Trade Nox’s whip for a salve on his sanity? I frowned before asking. “And this second cost?”

“You collected nacres which are valuable to me. I want to see them returned to Yu. I believe you do, as well, but it may be better received by me than the Icarean General that fell them.”

The Yu Brothers. At rest on their homeworld.

It wasn’t a hard decision. “Done.”

Of course, I’d no idea at the time that he planned to smash them into plates and sell them to the highest bidder.

[SS]: We’re very fortunate that Iuo bought them during an auction and returned them to Legir. So the grief-stricken father could mourn his sons at their only marker.

You know what happened next. It was in Nox’s Verse. Razor, with all his strange mannerisms, delivered Cascading Light to Nox.

[SS]: Korac’s chuckling and now full on laughing.

I have to know why. “What is it, babe?”

I’m just ruminating that the way Nox reacted to Razor is very similar to how I imagine Rayne would. To treat the Pain Curator like a buzzing insect, too insignificant to pay more attention than it would take to swat him.

[SS]: I smile with him because I’ve thought the same thing about you, Rayne. It is oddly similar.

Aside from that, I want to lend my insights into Nox’s reaction. Understand that he spent the last several millennia mourning his family, his people, and his future. Now, here comes this vision of a girl in tears, utterly decimating the very regime he loathed. Have you seen it, Sagan?

[SS]: I shake my head. I don’t really want to. I try not to think about it. “But Kyle, Andrew, and Tumu have all told me about it.”

To an Icarus, under the weight of Li’s deadly promise—Rayne—you, in that image represented, our true salvation. I believe that’s why so many Icari easily accepted your leadership after the war. It was the natural order of things.

It was enough to rekindle the spark we needed for the second invasion. After my experience in the ring, I possessed enough credits to fund it.

“She is Celindria’s descendant,” I explained what Razor informed me. “The Probabilities tell us when, but not where, she manifests. Born near the end of the 20th century. We can contain her and the other Progeny line to one unassuming location.
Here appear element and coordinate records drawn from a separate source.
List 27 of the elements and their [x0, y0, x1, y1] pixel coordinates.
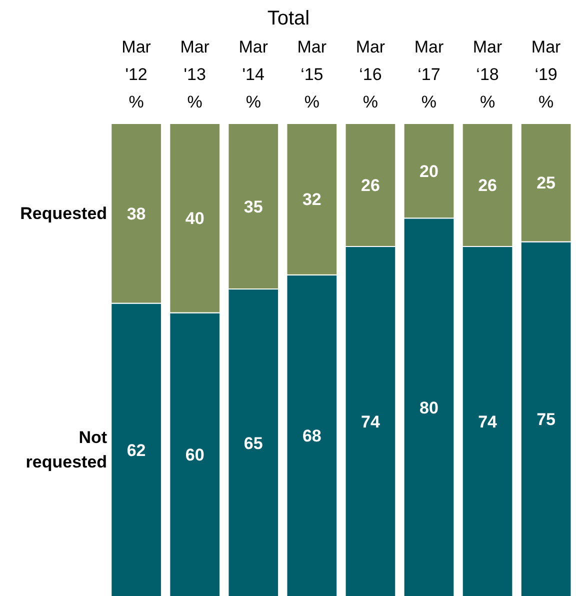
chart-title: Total — [267, 8, 310, 30]
data-label: 32 — [302, 190, 322, 210]
data-label: 35 — [244, 197, 263, 216]
x-tick-label: Mar ‘16 % — [356, 37, 386, 112]
series-label: Requested — [20, 204, 108, 223]
data-label: 26 — [478, 176, 497, 195]
x-tick-label: Mar ‘15 % — [297, 37, 327, 112]
x-tick-label: Mar '12 % — [122, 37, 152, 112]
data-label: 62 — [126, 440, 146, 460]
data-label: 40 — [185, 209, 204, 228]
data-label: 26 — [360, 176, 380, 195]
data-label: 74 — [360, 412, 380, 432]
data-label: 60 — [185, 446, 204, 465]
x-tick-label: Mar ‘19 % — [531, 37, 562, 112]
data-label: 75 — [536, 410, 556, 430]
x-tick-label: Mar ‘17 % — [414, 37, 444, 112]
data-label: 65 — [244, 434, 263, 453]
data-label: 74 — [478, 412, 498, 432]
data-label: 68 — [302, 426, 322, 446]
data-label: 25 — [536, 174, 556, 193]
series-label: Not requested — [26, 428, 108, 472]
data-label: 80 — [420, 398, 438, 418]
data-label: 38 — [126, 204, 146, 224]
x-tick-label: Mar '13 % — [180, 37, 210, 112]
x-tick-label: Mar ‘18 % — [472, 37, 502, 112]
data-label: 20 — [420, 162, 438, 181]
x-tick-label: Mar '14 % — [238, 37, 268, 112]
We can take her easily for the Martyr Complex—”

My King spoke his first words in the three weeks since Razor delivered Cascading Light. “The Traitor Prince will not idle with this one.”

I peered hard at the image. Eventually, I shook my head slowly. “No, he will not. I see too much vulnerability in her.”
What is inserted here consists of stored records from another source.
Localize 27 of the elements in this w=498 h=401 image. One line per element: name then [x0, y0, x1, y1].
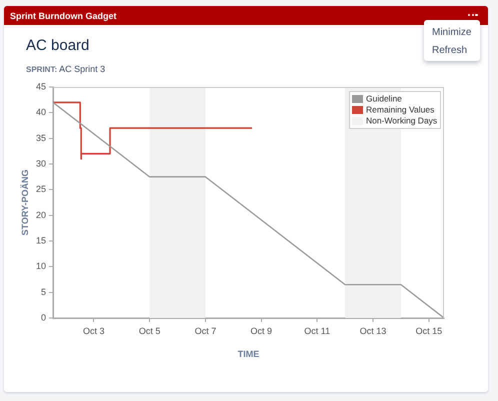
- x-axis-title: TIME: [238, 349, 260, 360]
- y-tick-label: 15: [36, 235, 46, 246]
- x-tick-label: Oct 15: [416, 326, 442, 336]
- y-tick-label: 30: [36, 158, 46, 168]
- y-axis-title: STORY-POÄNG: [20, 169, 30, 236]
- x-tick-label: Oct 9: [250, 326, 272, 336]
- y-tick-label: 45: [36, 81, 46, 92]
- band-label: Non-Working Days: [366, 115, 438, 126]
- text: Minimize: [432, 27, 472, 38]
- legend-label: Guideline: [366, 93, 402, 104]
- chart-subtitle: SPRINT: AC Sprint 3: [26, 64, 106, 75]
- y-tick-label: 25: [36, 184, 46, 194]
- text: Sprint Burndown Gadget: [10, 11, 116, 21]
- y-tick-label: 35: [36, 132, 46, 143]
- y-tick-label: 5: [40, 286, 46, 297]
- x-tick-label: Oct 11: [304, 326, 330, 336]
- text: Refresh: [432, 45, 468, 56]
- legend-label: Remaining Values: [366, 104, 434, 114]
- y-tick-label: 40: [36, 107, 46, 118]
- chart-title: AC board: [26, 37, 90, 54]
- y-tick-label: 0: [40, 312, 46, 322]
- x-tick-label: Oct 7: [194, 326, 216, 336]
- x-tick-label: Oct 5: [138, 326, 160, 336]
- x-tick-label: Oct 3: [82, 326, 104, 336]
- y-tick-label: 20: [36, 210, 46, 220]
- x-tick-label: Oct 13: [360, 326, 386, 336]
- y-tick-label: 10: [36, 261, 46, 272]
“Do what you must to coordinate the next invasion. In sixteen hundred years, that girl belongs to me. Begin forging the Cruor Villam. Develop the nacre-affecting serums for the tranquilizers. She will not surrender. Look.” Nox pointed at the pure determination in the image of your eyes. “Expect one hell of a fight, General.”

“What is so special about her?” Colita sounded disgusted as she sassed with one hand on her hip. “That is an inexperienced, non-threat of a distraction.”

I couldn’t disagree more. “No. Our King is right, Colita. Those are not tears of sadness. That is pure loneliness from living a hard life of sacrifice and pain. I would know.”

The viper looked between Nox and I. The former had not yet taken his eyes off the flames. Colita distilled what I’d yet to acknowledge.

Our King wasn’t obsessed with the image of our salvation.

Nox was obsessed with the young warrior inside that fire.

That posed a complication I never predicted.